The emergence of social media as a valuable and empowering tool appears to be blossoming in West Northumberland, making an important mark on our public debate.
For a number of years, these columns were posted to an archive page for future reference as a public service. And, for many years, former Cobourg councillor and community activist Ben Burd has run the Burd Report, a mixture of commentary, analysis and rants mainly on local news and quirky stories from elsewhere. It has a solid audience and a number of notable people who comment regularly on his postings, creating entertaining and interesting reading.
More recently others have joined the fray. NorthumberlandView is a site dedicated to posting press releases from organizations across the county, giving residents an opportunity to see news distributed in its most unfiltered form. This is news straight from the horse’s mouth. Posted by former radio journalist Chris Pelletier, it serves a unique function by bringing together a lot of useful raw information.
There is also Northumberland Fold, a website and iPhone app, developed by local software programmer Chris Lundie, which collects all the news from mainstream media and bloggers into one neat package for easy reading.
Another serious attempt to create a viable online news source using blogs is Cramahe Now, a site run by local journalist Bob Owen. It covers all the news from the village of Colborne and former Cramahe Township. He has a large following of local residents.

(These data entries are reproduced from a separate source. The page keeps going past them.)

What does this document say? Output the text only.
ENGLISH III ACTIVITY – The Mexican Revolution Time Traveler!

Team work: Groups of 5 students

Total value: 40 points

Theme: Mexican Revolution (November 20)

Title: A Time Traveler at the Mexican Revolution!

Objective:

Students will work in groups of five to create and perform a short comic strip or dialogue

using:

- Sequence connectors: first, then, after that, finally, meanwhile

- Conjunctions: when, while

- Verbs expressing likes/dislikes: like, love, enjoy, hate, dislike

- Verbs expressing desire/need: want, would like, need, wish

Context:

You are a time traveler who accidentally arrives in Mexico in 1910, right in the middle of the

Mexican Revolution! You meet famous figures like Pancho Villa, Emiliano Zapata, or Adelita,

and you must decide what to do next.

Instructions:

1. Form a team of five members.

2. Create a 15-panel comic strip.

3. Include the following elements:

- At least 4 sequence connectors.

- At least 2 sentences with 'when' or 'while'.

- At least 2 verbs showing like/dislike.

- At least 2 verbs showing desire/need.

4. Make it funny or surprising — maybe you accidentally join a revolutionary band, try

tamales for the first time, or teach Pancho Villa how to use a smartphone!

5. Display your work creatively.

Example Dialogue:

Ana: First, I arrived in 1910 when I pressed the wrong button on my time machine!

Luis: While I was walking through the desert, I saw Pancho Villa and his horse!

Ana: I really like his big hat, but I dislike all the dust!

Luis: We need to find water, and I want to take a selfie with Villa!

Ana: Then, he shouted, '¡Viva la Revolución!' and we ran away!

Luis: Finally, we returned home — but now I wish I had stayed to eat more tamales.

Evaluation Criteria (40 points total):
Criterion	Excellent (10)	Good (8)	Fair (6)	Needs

Then, there are number commentary blogs, like Burd’s, who offer analysis, perspective or opinions on local news. These include Wally Keller’s Cobourg of All Things blog and CoPoHoNo, a site where the author is not identified, but offers regular posts about news.
There are a few activist sites, like the Cobourg Beach Society, which provides information strictly about the one issue. It is done by an anonymous group of “long-time taxpaying resident of Cobourg who believe that our beaches are an historic public right of way” that must be protected. There is also the Citizens for Alternative Solutions, who created a blog to help communicate its messages during the battle with Northumberland Hills Hospital last spring.
For a bit of a different perspective, the blog Cobourg Atheist, run by John Draper, gives some very thoughtful commentary on various religious news and issues. In contrast, there is the Thinking Out Loud blog for a strictly Christian point of view, run by Paul Wilkinson.
This is by no means a comprehensive list, only a quick survey. Still, this vibrant online community is a great asset to West Northumberland. And, while some might think it poses a threat to more traditional media, it does not. The Canadian Internet Study, released in 2008, is one of a number of recent reports and studies saying a majority of Internet users consume both online news sources as well as traditional forms, like newspapers, radio and television.
Similar studies found bloggers often depend on mainstream news sources, both traditional and online, for source material. In other words, the bloggers rely on the traditional media to provide the fodder for their commentary. Instead of undermining the mainstream media, a mutually beneficial relationship is created, providing a richer information environment for the public to consume.
Another notable trend is where every day people report the news. Beyond the blogs, Facebook and Twitter are quickly becoming great resources for people to catch news as it happens. Social media is becoming the news ticker of the 21st Century, as people share everything from traffic jams to election results.
As new councils take power over the next month, politicians should be careful not to ignore these growing sources of news. While it may be easy to fluff off what is taking place, it is something that cannot be ignored. And, it means less control over the messages politicians and those who speak for local organizations and institutions use to communicate with the community.
Residents are smart enough to know what to ignore and what is legitimate. And, all this information is good for democracy. We are lucky to have so many dedicated people provide news and information as West Northumberland enters the era of alternative media.